# Understanding Descriptive statistics

Descriptive statistics is about describing and summarizing data, It uses two main approaches:

- Quantitative approach, where the data is numeric.
- Visual approach, where the data is illustrated with plots and histograms.

# Types of measures

- Central tendency
- Variability
- Correlation or joint variability

# Population and samples
The population is a set of all elements or items that you are interested in, the subset of population is called a sample, ideally, the sample should preserve the essencial statistical features of the population to a satisfactory extent.

# Outliers
An outlier is a data point that differs significantly from the majority of the data taken from a sample or population. There are many possible causes of outliers but here are few to start off:

- Natural variation in data
- change in the behavior of the observed system
- errors in data collection


In [2]:
import math
import statistics
import numpy as np
import scipy.stats
import pandas as pd

In [3]:
x = [8.0, 1, 2.5, 4, 28.0]
x_with_nan = [8.0, 1, 2.5, math.nan, 4, 28.0]
x

[8.0, 1, 2.5, 4, 28.0]

In [4]:
y, y_with_nan = np.array(x), np.array(x_with_nan)
z, z_with_nan = pd.Series(x_with_nan), pd.Series(x_with_nan)

z

0     8.0
1     1.0
2     2.5
3     NaN
4     4.0
5    28.0
dtype: float64

# Measures of central tendency
The measures of central tendency show the central or middle values of datasets. The most common measures of central tendency are:

- mean 
- Weighted mean
- Geometric mean
- Harmonic mean
- median
- mode

## Mean
the smaple arithmetic mean or the _average_ is the arithmetic average of all the items in a dataset.
The mean of a dataset $x$ is mathematically equivalent to
$$
\Sigma_{i} \frac{x_{i}}{n}
$$


In [11]:
# We can calculate the mean with the sum() and len() functions
mean_ = sum(x) / len(x)

# Also we can use the build in statistics functions
mean_ = statistics.mean(x)
mean_ = statistics.fmean(x) # fmean is 'faster mean'

# if we had nan values in our data, the mean and fmean functions will not work and just return a nan
mean_ = statistics.fmean(x_with_nan)

# if we need to know the mean of a dataset with nan values, we need the numpy nanmean() function
mean_ = np.nanmean(x_with_nan)
mean_

8.7

## Weighted mean

The weighted mean, also called the weighted arithmetic mean or weighted average is a generalization of the arithmetic mean that enable define the relative contribution of each point to the result.

We need to define the $weight\; w_{i}$ for each data point $x_{i}$ of the dataset.
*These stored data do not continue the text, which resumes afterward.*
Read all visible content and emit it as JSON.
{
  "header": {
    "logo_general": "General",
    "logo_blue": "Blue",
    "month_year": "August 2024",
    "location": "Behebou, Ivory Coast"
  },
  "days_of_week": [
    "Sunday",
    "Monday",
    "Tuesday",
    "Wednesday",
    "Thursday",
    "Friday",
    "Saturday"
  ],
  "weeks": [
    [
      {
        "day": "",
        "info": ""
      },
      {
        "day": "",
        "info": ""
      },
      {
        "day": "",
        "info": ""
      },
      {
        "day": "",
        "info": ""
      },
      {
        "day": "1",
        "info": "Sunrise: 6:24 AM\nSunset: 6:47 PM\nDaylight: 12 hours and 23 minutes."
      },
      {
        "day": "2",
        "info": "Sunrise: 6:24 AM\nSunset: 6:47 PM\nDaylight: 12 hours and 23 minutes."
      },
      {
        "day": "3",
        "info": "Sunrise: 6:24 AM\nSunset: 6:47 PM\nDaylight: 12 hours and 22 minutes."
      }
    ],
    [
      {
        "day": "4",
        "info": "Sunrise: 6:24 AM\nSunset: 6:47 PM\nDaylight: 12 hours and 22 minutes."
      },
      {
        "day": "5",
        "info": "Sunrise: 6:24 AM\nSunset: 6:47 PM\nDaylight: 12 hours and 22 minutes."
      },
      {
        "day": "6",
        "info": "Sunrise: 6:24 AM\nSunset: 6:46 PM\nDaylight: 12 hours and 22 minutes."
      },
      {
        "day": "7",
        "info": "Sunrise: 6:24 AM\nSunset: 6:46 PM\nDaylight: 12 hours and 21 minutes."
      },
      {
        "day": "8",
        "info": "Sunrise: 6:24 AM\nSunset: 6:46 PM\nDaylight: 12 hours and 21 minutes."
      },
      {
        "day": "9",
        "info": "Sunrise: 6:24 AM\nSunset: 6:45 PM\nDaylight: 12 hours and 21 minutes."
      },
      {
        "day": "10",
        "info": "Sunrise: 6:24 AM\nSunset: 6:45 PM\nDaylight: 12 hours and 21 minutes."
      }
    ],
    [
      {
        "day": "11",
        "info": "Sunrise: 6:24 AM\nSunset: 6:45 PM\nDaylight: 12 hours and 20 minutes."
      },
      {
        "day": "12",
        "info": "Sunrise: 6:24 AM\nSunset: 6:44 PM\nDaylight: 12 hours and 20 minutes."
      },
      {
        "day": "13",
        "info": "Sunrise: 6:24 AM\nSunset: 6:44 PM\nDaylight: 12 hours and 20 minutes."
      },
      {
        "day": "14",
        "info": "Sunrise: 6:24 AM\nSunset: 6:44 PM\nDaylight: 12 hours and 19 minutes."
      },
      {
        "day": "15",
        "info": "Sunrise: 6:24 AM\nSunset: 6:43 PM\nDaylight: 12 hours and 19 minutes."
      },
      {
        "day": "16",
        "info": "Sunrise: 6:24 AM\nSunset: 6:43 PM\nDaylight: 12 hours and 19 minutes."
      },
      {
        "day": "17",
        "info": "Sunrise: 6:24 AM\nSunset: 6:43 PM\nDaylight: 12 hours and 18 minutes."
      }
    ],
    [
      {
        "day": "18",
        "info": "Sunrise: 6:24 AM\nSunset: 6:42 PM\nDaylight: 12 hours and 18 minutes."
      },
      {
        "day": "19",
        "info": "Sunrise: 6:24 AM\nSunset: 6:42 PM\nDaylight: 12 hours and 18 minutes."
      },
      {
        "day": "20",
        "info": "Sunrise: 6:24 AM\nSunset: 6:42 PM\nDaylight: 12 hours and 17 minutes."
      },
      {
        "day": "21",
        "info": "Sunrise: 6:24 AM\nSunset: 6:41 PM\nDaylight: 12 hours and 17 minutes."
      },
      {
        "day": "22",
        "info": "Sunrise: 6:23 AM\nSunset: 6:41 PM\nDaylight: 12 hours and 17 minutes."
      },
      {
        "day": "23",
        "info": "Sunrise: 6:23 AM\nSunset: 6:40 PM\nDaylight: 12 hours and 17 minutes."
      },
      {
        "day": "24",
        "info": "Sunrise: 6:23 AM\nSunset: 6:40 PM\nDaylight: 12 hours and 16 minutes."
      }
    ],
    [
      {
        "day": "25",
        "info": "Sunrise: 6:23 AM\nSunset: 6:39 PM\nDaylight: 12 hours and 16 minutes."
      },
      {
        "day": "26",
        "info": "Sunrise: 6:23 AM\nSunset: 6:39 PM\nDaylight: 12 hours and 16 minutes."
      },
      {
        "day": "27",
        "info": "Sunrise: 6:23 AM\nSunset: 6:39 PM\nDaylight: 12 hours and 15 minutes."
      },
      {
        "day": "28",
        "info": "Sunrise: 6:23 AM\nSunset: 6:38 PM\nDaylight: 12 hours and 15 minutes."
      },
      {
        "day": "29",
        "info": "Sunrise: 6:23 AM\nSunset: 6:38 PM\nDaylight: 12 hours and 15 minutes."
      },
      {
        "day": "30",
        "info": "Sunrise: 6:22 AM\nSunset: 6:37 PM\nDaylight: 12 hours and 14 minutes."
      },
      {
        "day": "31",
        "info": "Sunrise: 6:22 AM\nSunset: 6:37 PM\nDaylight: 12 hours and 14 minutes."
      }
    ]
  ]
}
Mathematically this is equals to:

$$\dfrac{\sum_{i}w_{i}x_{i}}{\sum_{i}w_{i}}$$

The weighted mean is useful when we need the mean of a dataset containing items that occur with relative frequences.

    For example, say that you have a set in which 20% of all items are equal to 2, 50% of the items are equal to 4, and the remaining 30% of the items are equal to 8. You can calculate the mean of such a set like this:

In [1]:
0.2 * 2 + 0.5 * 4 + 0.3 * 8

4.8

In [2]:
x = [8.0, 1, 2.5, 4, 28]
w = [0.1, 0.2, 0.3, 0.25, 0.15]

wmean = sum(w[i] * x[i] for i in range(len(x)))/sum(w)
wmean

6.95

## Harmonic mean
is the reciprocal of the mean of the reciprocals of all items in the dataset:
$$ \frac{n}{\sum_{i=1}^n \frac{1}{x_i}} $$

In [8]:
hmean = len(x) / sum(1/item for item in x)
hmean = statistics.harmonic_mean(x)
hmean

2.7613412228796843

## Geometric mean
is the n-th root of the product of all n elements $x_{i}$ in a dataset
$$x = \sqrt[n]{\prod_{i=1}^{n}x_{i}}$$

In [10]:
gmean = 1
for item in x:
    gmean *= item
    
gmean **= 1 / len(x)
gmean

4.677885674856041

## Median
the _sample median_ is the middle element of a sorted dataset. The dataset can be sorted in increasing or decreasing order.

The difference between the behavior of the mean and median is related to dataset outliers or extremes. The mean is heavily affected by outliers, but the median only depends on outliers either slightly or not at all.

We can compare the mean and median as one way to detect outliers and asymmetry in our data.

In [11]:
n = len(x)

if n % 2:
    median_ = sorted(x)[round(0.5*(n-1))]
else:
    x_ord, index = sorted(x), round(0.5*n)
    median_ = 0.5 * (x_ord[index-1] + x_ord[index])
    
median_

4

Unlike most other functions from the python statistics library, the median(), median_low(), and median_high() dont return nan when there are nan values among the data points.

In [15]:
statistics.median(x_with_nan)
statistics.median_low(x_with_nan)
statistics.median_high(x_with_nan)

8.0

## Mode
the sample mode is the value in the dataset that occurs most frequently

# Measure of variability
The mearsures of central tendency are not the only ones, there are other type of measure called the Measure of Variability, this type of measure describe the spread of the data.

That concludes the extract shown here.